Having finished The Wire and The Sopranos and Deadwood and Rome and still waiting on the next seasons of Galactica and Lost to hit DVD, I talked Mary into watching the 1989 miniseries Lonesome Dove, based on Larry McMurtry’s novel.  Having been away from it for almost twenty years, I only remembered the basic plot details and a few one-liners that have lived on as Gilmour house dialogue.

Some fond memories from childhood hold up over time, and others just make one realize what one forgets over time.  The miniseries was some of both.  The story wasn’t by any means a bad one, but ultimately it was just a very very long cowboy movie (I wonder whether the producers and editors could have cut one of the six hours out simply by shortening the sequences where cows file past with orchestral strings playing in the background) with some very big names playing standard cowboy movie characters.  It has Jake Spoon, the fallen ranger; Lorena, the hooker with a heart of gold (Diane Lane); Clara, the long-abandoned lover who could never get the cowboy to settle down (Anjelica Houston); and Blue Duck, the Indian murderer/rapist/kidnapper/torturer who’s bad enough to be the Manichean bad guy to a bunch of flawed Mark-Twainish good guys.  There are also bumbling hired hands, the youngster who comes into his own and takes over the ranch when the old-timers fade into the sunset (played by Ricky Schroder at the tail end of his Ricky years), and Josh Deets, the tracker, played by Danny Glover, who might just be the most magical one of his sort until Will Smith comes along to play Bagger Vance.  (The character even makes a post-mortem appearance to guide a bumbling hired hand back to the herd.)
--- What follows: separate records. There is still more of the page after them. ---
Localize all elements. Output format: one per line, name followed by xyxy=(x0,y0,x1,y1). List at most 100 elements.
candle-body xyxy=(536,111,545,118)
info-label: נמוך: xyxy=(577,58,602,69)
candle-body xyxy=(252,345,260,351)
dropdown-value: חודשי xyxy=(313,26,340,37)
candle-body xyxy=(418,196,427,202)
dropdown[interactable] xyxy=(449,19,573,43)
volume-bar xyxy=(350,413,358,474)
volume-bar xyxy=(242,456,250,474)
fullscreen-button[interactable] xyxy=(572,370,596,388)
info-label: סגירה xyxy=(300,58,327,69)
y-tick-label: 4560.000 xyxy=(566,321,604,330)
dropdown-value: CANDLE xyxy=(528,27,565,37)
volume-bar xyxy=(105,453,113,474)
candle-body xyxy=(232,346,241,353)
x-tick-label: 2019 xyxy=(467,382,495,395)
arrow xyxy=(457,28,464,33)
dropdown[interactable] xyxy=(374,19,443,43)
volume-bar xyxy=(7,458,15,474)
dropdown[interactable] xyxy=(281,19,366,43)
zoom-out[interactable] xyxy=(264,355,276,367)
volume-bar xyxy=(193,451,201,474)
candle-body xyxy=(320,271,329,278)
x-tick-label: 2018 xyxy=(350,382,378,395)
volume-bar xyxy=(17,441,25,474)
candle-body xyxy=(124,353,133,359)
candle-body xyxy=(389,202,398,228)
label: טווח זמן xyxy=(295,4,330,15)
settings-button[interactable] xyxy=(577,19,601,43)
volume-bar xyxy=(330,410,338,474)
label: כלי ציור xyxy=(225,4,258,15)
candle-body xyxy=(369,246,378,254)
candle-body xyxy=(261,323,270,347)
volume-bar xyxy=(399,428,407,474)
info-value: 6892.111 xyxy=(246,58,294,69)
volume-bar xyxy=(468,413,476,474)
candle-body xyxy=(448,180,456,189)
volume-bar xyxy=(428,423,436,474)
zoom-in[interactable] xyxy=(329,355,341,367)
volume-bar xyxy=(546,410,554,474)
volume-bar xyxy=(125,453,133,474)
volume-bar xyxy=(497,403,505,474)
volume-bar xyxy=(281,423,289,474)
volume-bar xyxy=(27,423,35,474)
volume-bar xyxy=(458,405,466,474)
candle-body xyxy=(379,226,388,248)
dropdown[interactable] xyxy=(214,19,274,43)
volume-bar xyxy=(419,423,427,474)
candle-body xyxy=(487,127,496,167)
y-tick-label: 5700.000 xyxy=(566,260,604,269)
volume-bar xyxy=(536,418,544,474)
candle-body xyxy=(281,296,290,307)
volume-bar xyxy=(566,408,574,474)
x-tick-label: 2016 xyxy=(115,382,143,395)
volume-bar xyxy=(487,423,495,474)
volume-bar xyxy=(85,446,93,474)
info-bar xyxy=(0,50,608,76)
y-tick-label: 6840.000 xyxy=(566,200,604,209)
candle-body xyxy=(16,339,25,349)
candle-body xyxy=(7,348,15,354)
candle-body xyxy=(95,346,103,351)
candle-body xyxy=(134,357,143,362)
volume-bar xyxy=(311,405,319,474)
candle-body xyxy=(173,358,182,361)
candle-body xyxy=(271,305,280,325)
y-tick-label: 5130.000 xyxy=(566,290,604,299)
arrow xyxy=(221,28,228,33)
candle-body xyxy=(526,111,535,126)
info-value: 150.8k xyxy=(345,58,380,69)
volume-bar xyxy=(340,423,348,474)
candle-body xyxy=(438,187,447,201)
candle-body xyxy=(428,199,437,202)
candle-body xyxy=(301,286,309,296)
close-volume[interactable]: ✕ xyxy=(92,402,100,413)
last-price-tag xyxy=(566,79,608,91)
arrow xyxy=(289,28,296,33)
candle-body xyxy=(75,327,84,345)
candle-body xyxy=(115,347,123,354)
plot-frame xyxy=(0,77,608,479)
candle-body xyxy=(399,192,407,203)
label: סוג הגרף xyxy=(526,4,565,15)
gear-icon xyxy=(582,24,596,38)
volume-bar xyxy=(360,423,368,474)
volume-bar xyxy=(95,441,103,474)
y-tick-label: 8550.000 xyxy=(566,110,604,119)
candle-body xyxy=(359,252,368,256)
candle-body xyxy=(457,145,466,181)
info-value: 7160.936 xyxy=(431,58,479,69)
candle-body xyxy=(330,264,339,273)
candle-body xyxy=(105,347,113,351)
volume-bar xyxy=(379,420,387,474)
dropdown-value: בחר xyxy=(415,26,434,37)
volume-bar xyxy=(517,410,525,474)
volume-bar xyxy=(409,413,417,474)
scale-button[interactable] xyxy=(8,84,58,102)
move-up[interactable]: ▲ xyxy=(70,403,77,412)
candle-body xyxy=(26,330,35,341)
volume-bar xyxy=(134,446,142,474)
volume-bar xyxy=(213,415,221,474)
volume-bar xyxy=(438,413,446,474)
Two characters do set Lonesome Dove apart, namely Augustus McCrae, played by Robert Duvall, and Woodrow Call, played by Tommy Lee Jones.  Both are retired Texas rangers who decide to lead a cattle drive when they hear that there is good land up for grabs (which is to say to grab from Indians) in the Montana territory.  I can’t think of a Duvall character I don’t like, and old Gus is no exception.  The man can just deliver one-liners like no other actor, and the long sequences of cattle filing past were worth the wait so long as I remembered that Duvall was going to be on screen soon laying another one down, preferably with Jones playing his straight man.  McMurtry’s story has the two men’s lives so intertwined that they’re nearly incapable of human relationships outside of their friendship, but nonetheless they’re great on screen, Duvall throwing three zingers a scene and Jones scowling and telling Duvall that he’s full of beans.  If somebody released a digest version with just those two characters’ dialogue, that might be worth watching in its own right.

Overall I wasn’t sorry to revisit this one.  I realize that most people’s childhood cowboys probably weren’t these, but they’re my cowboys, and we had a good visit.